BCI2000 Software Lets Your Mind Control Computers - kkleiner
http://singularityhub.com/2009/09/02/bci2000-lets-your-mind-control-computers/

======
anigbrowl
Of course, to do that you'll need some way to get EEG data out of your head.
You could get an Easy Cap (scary website:
<http://www.easycap.de/easycap/e/products/products.htm#15> and
<http://www.easycap.de/easycap/e/prices/price_list.htm> because Europeans
alike to put the price on a different page from the product info) or go to
eCrater: <http://www.ecrater.com/product.php?pid=4734120> ...where you can
also buy a neurofeedback-enabled teddy bear to clutch during compile cycles
(for real): <http://www.ecrater.com/product.php?pid=4733183>

Unsurprisngly, decommissioned systems are quite cheap on eBay.

Emotiv <http://www.emotiv.com/developers.html> offer a similar (14 electrode)
device for $299, but only with a simplified SDK. If you want the full data you
will pay more. Much more. Discussion of this, with issues familiar to many on
HN:
[http://www.emotiv.com/forum/viewtopic.php?f=2&t=7](http://www.emotiv.com/forum/viewtopic.php?f=2&t=7)
I'm not sure why the fuss, given that you can get a lot of other EEG stuff for
much less than you might imagine, but the Emotiv product does look good and
suitably modern compared to the traditional caps.

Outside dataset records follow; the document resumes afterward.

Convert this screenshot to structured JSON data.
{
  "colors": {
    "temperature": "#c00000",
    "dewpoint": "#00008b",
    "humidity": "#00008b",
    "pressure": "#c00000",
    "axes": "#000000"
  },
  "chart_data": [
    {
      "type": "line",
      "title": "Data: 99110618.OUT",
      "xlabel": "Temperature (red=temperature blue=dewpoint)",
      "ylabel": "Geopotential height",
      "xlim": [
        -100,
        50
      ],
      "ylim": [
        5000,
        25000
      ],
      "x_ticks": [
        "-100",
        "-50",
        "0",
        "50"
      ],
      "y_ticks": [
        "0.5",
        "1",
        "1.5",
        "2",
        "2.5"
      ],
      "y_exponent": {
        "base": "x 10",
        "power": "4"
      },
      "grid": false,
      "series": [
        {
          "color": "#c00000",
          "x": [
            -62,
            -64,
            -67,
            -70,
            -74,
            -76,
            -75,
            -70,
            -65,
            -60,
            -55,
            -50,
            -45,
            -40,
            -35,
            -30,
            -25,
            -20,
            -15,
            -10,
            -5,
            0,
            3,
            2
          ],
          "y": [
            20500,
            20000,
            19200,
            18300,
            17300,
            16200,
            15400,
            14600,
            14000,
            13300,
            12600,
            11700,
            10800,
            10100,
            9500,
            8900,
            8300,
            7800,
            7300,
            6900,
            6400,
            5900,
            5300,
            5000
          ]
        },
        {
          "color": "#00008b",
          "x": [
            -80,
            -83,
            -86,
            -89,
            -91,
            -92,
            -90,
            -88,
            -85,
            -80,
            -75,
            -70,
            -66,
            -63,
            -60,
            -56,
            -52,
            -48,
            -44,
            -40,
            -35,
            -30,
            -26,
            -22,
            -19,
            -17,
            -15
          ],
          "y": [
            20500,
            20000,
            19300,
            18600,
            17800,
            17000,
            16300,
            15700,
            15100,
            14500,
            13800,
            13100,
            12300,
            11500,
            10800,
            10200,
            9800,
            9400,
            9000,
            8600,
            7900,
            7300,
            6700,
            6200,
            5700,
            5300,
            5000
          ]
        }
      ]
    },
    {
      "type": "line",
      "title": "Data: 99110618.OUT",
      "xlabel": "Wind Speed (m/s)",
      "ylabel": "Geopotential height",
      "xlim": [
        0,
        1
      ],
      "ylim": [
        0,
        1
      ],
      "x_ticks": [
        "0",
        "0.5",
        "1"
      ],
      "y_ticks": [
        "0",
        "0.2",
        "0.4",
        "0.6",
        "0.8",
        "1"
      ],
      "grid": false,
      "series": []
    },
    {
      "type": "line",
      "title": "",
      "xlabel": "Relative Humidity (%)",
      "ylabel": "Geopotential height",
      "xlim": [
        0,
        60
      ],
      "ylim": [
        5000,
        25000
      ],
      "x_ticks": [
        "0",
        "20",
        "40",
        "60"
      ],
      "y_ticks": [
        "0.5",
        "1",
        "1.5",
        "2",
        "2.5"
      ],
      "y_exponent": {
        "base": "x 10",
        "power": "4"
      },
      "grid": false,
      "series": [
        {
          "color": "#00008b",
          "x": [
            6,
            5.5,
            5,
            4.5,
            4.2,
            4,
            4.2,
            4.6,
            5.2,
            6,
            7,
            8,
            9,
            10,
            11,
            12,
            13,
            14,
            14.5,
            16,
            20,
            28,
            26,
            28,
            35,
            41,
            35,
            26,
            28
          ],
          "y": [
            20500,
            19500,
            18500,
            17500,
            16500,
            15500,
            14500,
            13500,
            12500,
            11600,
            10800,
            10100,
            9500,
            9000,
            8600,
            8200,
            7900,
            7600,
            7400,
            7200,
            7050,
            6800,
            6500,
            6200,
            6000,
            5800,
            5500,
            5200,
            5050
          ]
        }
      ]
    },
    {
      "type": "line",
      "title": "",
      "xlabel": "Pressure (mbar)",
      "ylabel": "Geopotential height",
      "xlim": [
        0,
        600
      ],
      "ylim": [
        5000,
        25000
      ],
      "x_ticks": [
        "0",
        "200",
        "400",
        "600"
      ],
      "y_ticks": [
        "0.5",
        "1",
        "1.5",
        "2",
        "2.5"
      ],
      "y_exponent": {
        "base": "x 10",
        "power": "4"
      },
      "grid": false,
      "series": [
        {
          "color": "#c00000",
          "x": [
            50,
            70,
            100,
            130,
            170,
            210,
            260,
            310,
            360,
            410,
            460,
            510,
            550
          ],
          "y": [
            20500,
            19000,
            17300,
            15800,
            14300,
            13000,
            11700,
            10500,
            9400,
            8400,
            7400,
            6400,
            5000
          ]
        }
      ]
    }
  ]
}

I don't like the BCI2000 website much, but here's the list of compatible
hardware: <http://www.bci2000.org/BCI2000/Features_Hardware.html> software &
sources is apparently free on registration. Windows only for now, Linux and
Mac coming soon.

...man, sometime I wish we could mrkup HN posts like on Metafilter...oh well,
enjoy!